Despite an organized campaign of violence directed against Nigeria’s Christians, the Obama administration and the Nigerian government refuse to formally declare the militant Islamist group Boko Haram a terrorist organization. While this makes little sense given the body count from Boko Haram’s attacks, other factors are at play, as LIGNET explains.

According to Human Rights Watch, about 3,000 people have been killed in the sectarian conflict between Boko Haram and security forces since 2010. Over 815 have been killed in this year alone. Most of the victims have been Muslims or government officials, but increasingly they are Christians, too.

Background

Religious strife has long divided Nigeria, and was a problem even before the country achieved independence from Britain, which ruled the territory as a colony until 1960. The religious divisions in Nigeria as also geographic, with the northern part of the country predominantly Muslim and the Southern part predominantly Christian. Each religion accounts for roughly half of Nigeria’s 160 million population.

Founded in 2002 by Muslim cleric Mohammed Yusuf, Boko Haram’s goal is to transform Nigeria into an Islamic state governed by Sharia law. It claims that the country’s secular government is godless and therefore illegitimate, and that it has an obligation to convert all Nigerians to the Islamic faith.

Boko Haram is Hausa (a tribal language common in northern Nigeria) for “Western education is forbidden”—a branding that places it squarely opposed to values that proclaim individual rights and religious toleration for all. The group also goes by the Arabic name “Jama’atu Ahlis Sunna Lidda’awati wal-Jihad,” which means “People Committed to the Propagation of the Prophet’s Teachings and Jihad.”

Boko Haram’s militancy began in sporadic violence, mostly targeting the police and army. These attacks in turn led to reprisals against Boko Haram, which ratcheted the level of violence up even higher. While Islamist ideology has fueled the group’s violence, self-defense and revenge are explain its growing wrath, especially after 2005, when the Nigerian government cracked down on the group, and in many instances went outside the boundary of the law to do it.

Since then Boko Haram has expanded its target list, with brutal attacks against Christian civilians in the country’s north more common. In the latest savagery, a group of Islamist attackers went house to house in the predominantly Christian part of the village of Chibok on December 1, setting fires and slitting throats. Ten Christians were killed. Three militants likely affiliated with Boko Haram killed at least 19 Christians at a Bible study in central Nigeria on August 7. High profile Boko Harem attacks on Christians have grown over the last year and include horrific bombings of churches during Christmas and Easter Sunday services over the last year.

Informed observers in Nigeria have stressed to LIGNET that this is not a religious conflict as the media sometimes claims, but rather one fought along ethnic, political and regional lines and fueled by a desire to control the country’s oil (Nigeria is the sixth largest oil producer in the world). Oil “has everything to do with these attacks,” one source told LIGNET.
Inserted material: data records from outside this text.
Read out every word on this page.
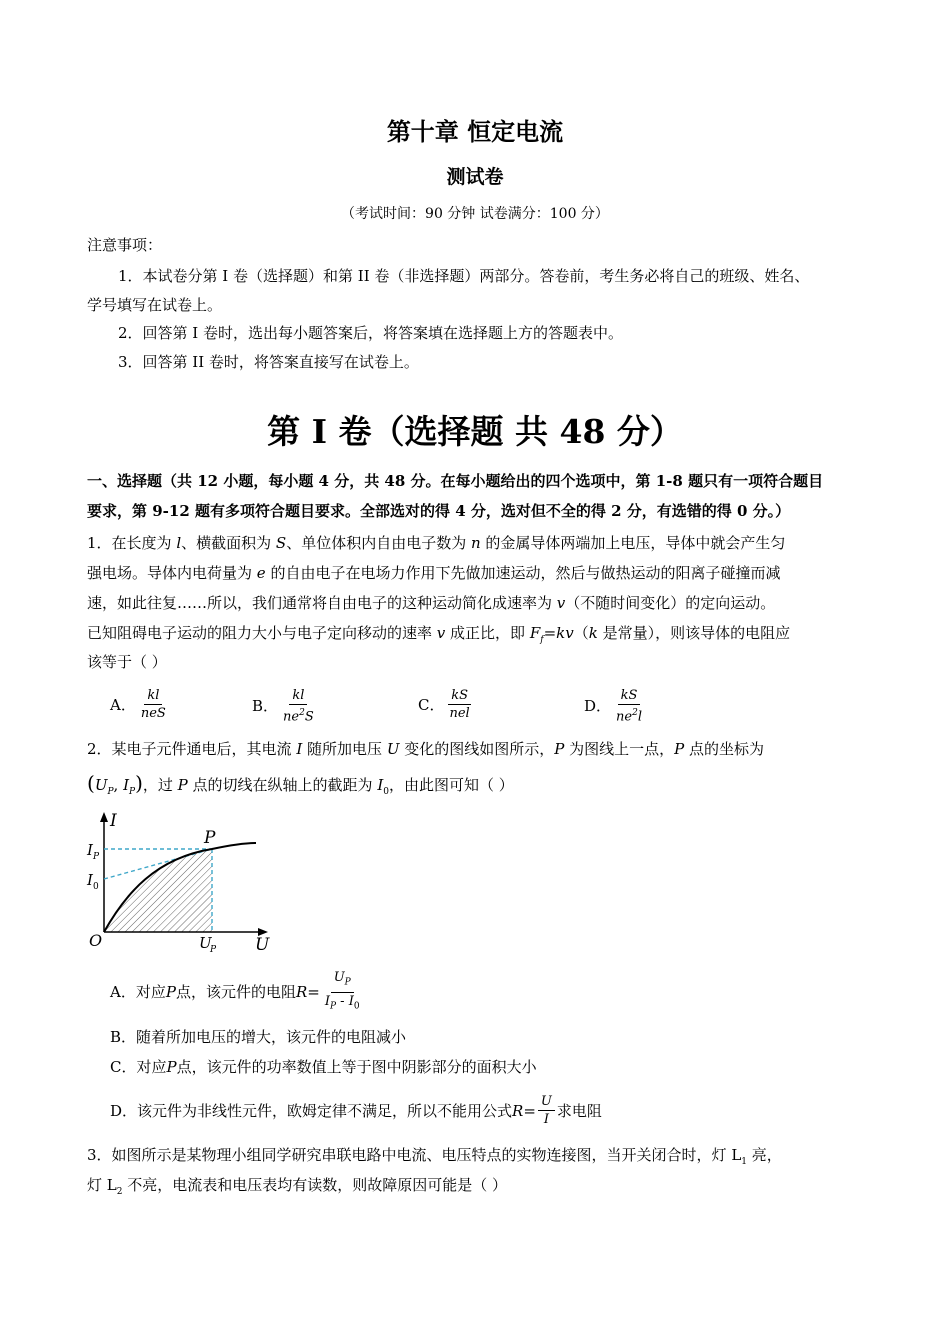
第十章 恒定电流
测试卷
（考试时间：90 分钟 试卷满分：100 分）
注意事项：
1．本试卷分第 I 卷（选择题）和第 II 卷（非选择题）两部分。答卷前，考生务必将自己的班级、姓名、
学号填写在试卷上。
2．回答第 I 卷时，选出每小题答案后，将答案填在选择题上方的答题表中。
3．回答第 II 卷时，将答案直接写在试卷上。
第 I 卷（选择题 共 48 分）
一、选择题（共 12 小题，每小题 4 分，共 48 分。在每小题给出的四个选项中，第 1-8 题只有一项符合题目
要求，第 9-12 题有多项符合题目要求。全部选对的得 4 分，选对但不全的得 2 分，有选错的得 0 分。）
1．在长度为 l、横截面积为 S、单位体积内自由电子数为 n 的金属导体两端加上电压，导体中就会产生匀
强电场。导体内电荷量为 e 的自由电子在电场力作用下先做加速运动，然后与做热运动的阳离子碰撞而减
速，如此往复……所以，我们通常将自由电子的这种运动简化成速率为 v（不随时间变化）的定向运动。
已知阻碍电子运动的阻力大小与电子定向移动的速率 v 成正比，即 $F_f=kv(k$ 是常量），则该导体的电阻应
该等于（ ）
A． $\frac{kl}{\text{neS}}$	B． $\frac{kl}{ne^2S}$	C． $\frac{kS}{\text{nel}}$	D． $\frac{kS}{ne^2l}$
2．某电子元件通电后，其电流 I 随所加电压 U 变化的图线如图所示，P 为图线上一点，P 点的坐标为
($U_P$, $I_P$)，过 P 点的切线在纵轴上的截距为 $I_0$，由此图可知（ ）
I
U
O
P
I P
I 0
U
P
A．对应 P 点，该元件的电阻 $R = \frac{U_P}{I_P - I_0}$
B．随着所加电压的增大，该元件的电阻减小
C．对应 P 点，该元件的功率数值上等于图中阴影部分的面积大小
D．该元件为非线性元件，欧姆定律不满足，所以不能用公式 $R = \frac{U}{I}$ 求电阻
3．如图所示是某物理小组同学研究串联电路中电流、电压特点的实物连接图，当开关闭合时，灯 $L_1$ 亮，
灯 $L_2$ 不亮，电流表和电压表均有读数，则故障原因可能是（ ）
Before 1975, northern Nigeria, where Boko Haram operates, was very rich through agriculture, but oil brought instant wealth and investment in agriculture fell away. The country’s oil fields, all in the south, belong to the central government, so whoever is in charge has control over the nation’s oil and its distribution.
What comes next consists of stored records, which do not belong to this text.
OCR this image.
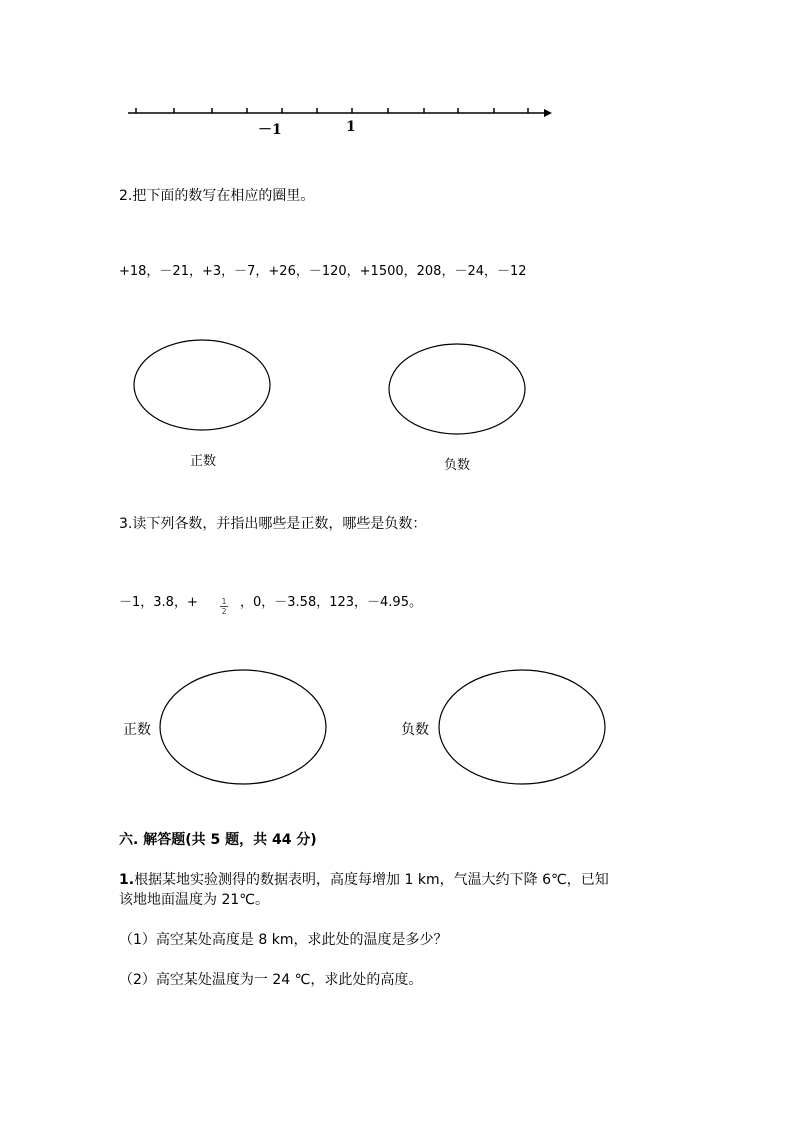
－1	1
2.把下面的数写在相应的圈里。
+18，－21，+3，－7，+26，－120，+1500，208，－24，－12
正数	负数
3.读下列各数，并指出哪些是正数，哪些是负数：
－1，3.8，+	1
2
，0，－3.58，123，－4.95。
正数	负数
六. 解答题(共 5 题，共 44 分)
1.根据某地实验测得的数据表明，高度每增加 1 km，气温大约下降 6℃，已知
该地地面温度为 21℃。
（1）高空某处高度是 8 km，求此处的温度是多少？
（2）高空某处温度为一 24 ℃，求此处的高度。
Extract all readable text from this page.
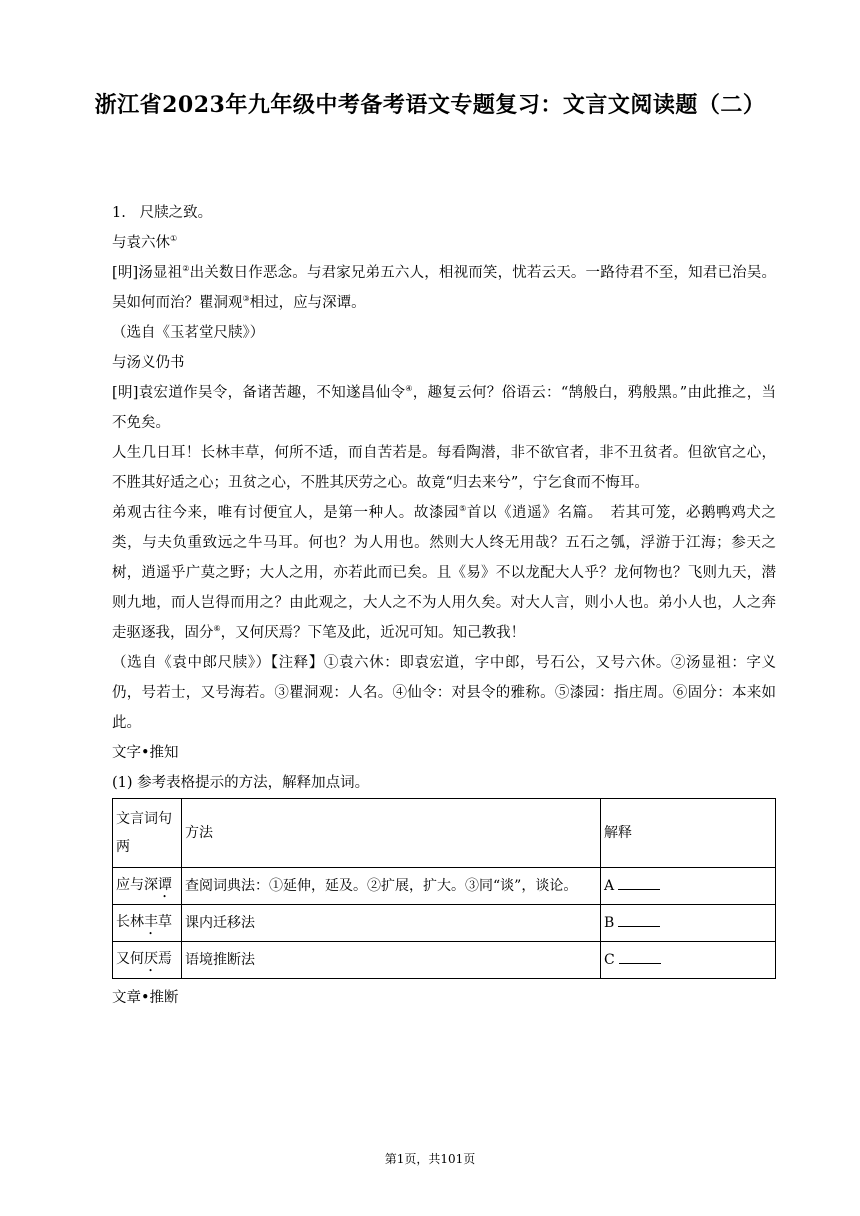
浙江省2023年九年级中考备考语文专题复习：文言文阅读题（二）

1. 尺牍之致。

与袁六休①

[明]汤显祖②出关数日作恶念。与君家兄弟五六人，相视而笑，忧若云天。一路待君不至，知君已治吴。吴如何而治？瞿洞观③相过，应与深谭。

（选自《玉茗堂尺牍》）

与汤义仍书

[明]袁宏道作吴令，备诸苦趣，不知遂昌仙令④，趣复云何？俗语云：“鹄般白，鸦般黑。”由此推之，当不免矣。

人生几日耳！长林丰草，何所不适，而自苦若是。每看陶潜，非不欲官者，非不丑贫者。但欲官之心，不胜其好适之心；丑贫之心，不胜其厌劳之心。故竟“归去来兮”，宁乞食而不悔耳。

弟观古往今来，唯有讨便宜人，是第一种人。故漆园⑤首以《逍遥》名篇。　若其可笼，必鹅鸭鸡犬之类，与夫负重致远之牛马耳。何也？为人用也。然则大人终无用哉？五石之瓠，浮游于江海；参天之树，逍遥乎广莫之野；大人之用，亦若此而已矣。且《易》不以龙配大人乎？龙何物也？飞则九天，潜则九地，而人岂得而用之？由此观之，大人之不为人用久矣。对大人言，则小人也。弟小人也，人之奔走驱逐我，固分⑥，又何厌焉？下笔及此，近况可知。知己教我！

（选自《袁中郎尺牍》）【注释】①袁六休：即袁宏道，字中郎，号石公，又号六休。②汤显祖：字义仍，号若士，又号海若。③瞿洞观：人名。④仙令：对县令的雅称。⑤漆园：指庄周。⑥固分：本来如此。

文字•推知

(1) 参考表格提示的方法，解释加点词。

文言词句两	方法	解释
应与深谭	查阅词典法：①延伸，延及。②扩展，扩大。③同“谈”，谈论。	A
长林丰草	课内迁移法	B
又何厌焉	语境推断法	C

文章•推断

第1页，共101页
This has naturally led to power struggles and wealth disparities between the now impoverished north and the relatively prosperous south, further fanning the flames of conflict. Part of the problem also goes back to Nigeria’s colonial era when Britain paid little attention to the nation’s diversity, leading to a battle of internal integration and a civil war fought along predominantly ethnic and political lines in the 1960s. These were never religious conflicts, even though the north is mostly Muslim and the south Christian.

Despite Boko Haram’s increased use of violence in the last few years, the U.S. State Department has refused to add the Islamist militant group to its list of foreign terrorist organizations, even though it took a step in that direction in June when it named three of Boko Haram’s leaders “terrorists.” Nigeria’s government has also refused to label the group a terrorist organization.

Pressure, however, is mounting to change all of this. The Christian Association of Nigeria (CAN) and more than 20 American scholars urged earlier this year that Boko Haram be designated a terrorist outfit. And a new group has been formed called the Christian Association of Nigerian-Americans (CANAN) to raise awareness of what it calls the “pre-genocide” conditions in their ancestral homeland. CANAN has organized a petition to get 25,000 signatures by Dec. 29.

The campaign is said to have support from the Department of Justice, the FBI and the Homeland Security Department, as well as several U.S. Congressmen who have recommended FTO designation. Pat Meehan, a Republican Congressman from Pennsylvania, has said that he would be tabling a draft bill in Congress that will compel the State Department to explain its reasons if it refuses to give Boko Haram the FTO label.

Analysis

The reluctance of the U.S. government to label Boko Haram a terrorist organization appears to reflect concerns that sanctions against the group could be counterproductive and affect oil exports to the United States.

LIGNET, however, has and will continue to refer to Boko Haram as a terrorist organization due to its indiscriminate attacks on civilians, including church bombings and suicide bombers.

U.S. “Foreign Terrorist Organization” (FTO) designation comes with the threat of sanctions, and makes it illegal for individuals or organizations to give material support or resources to the group.

While this seems like a no-brainer, Nigeria is one of the biggest suppliers of crude oil to the U.S. Relations between the two countries are complicated by what could be called “energy politics,” with various interests reluctant to take a step that Nigeria’s government itself has not taken.

Proponents of a cautious approach to the issue believe Boko Haram is a symbol more than anything else, a manifestation of the fragile relationship between the different ethnic and political groups wishing to exercise control over Nigeria and its resources. Religion is merely the tool for this fight, they say, and the glue that holds together fanatic adherents of the Islamic religion.

Opponent of U.S. FTO status believe this label would be a misplaced because, although the Boko Haram has engaged in attacks that clearly appear to be terrorism, labeling it a foreign terrorist group would distort the real reasons driving the violence in Nigeria.

Nigeria’s government opposes FTO designation for Boko Haram. It fears the label would put Nigeria back on the U.S. terror watch list—a move that could make life hard for all Nigerians, including Christians. It also is worried that the designation would erect an obstacle that could prevent a future peace agreement with Boko Haram.

Opponents, both inside and outside of Nigeria, also believe the FTO label could backfire, pouring gasoline onto a fire as it were by giving the group an excuse to expand its operations beyond the north, and attack targets not only in southern Nigeria, but even outside of the country.

These misgivings were on display recently in comments made by the Catholic archbishop of Abuja, Cardinal John Olorunfemi Onaiyekan. In an interview last month, he stressed the importance of having a balanced attitude towards Boko Haram. He noted dialogue was not realistic at this time, but said he did not agree with those who brand the group “assassins.”

“These people cannot be defeated with guns alone,” he said, adding it is certainly not up to the Catholic Church or to Christians to organize their own militias. “We need to make it clear that no claims [of injustice] can justify the murder of innocent people, especially when they are praying.”

Conclusion

Despite levels of violence that equal or surpass that of other terrorist groups in the world, Boko Haram continues to escape official designation as a “Foreign Terrorist Organization” by the U.S. government. This state of affairs will likely continue unless a clear link between al Qaeda and the group can be established or the group kills Americans.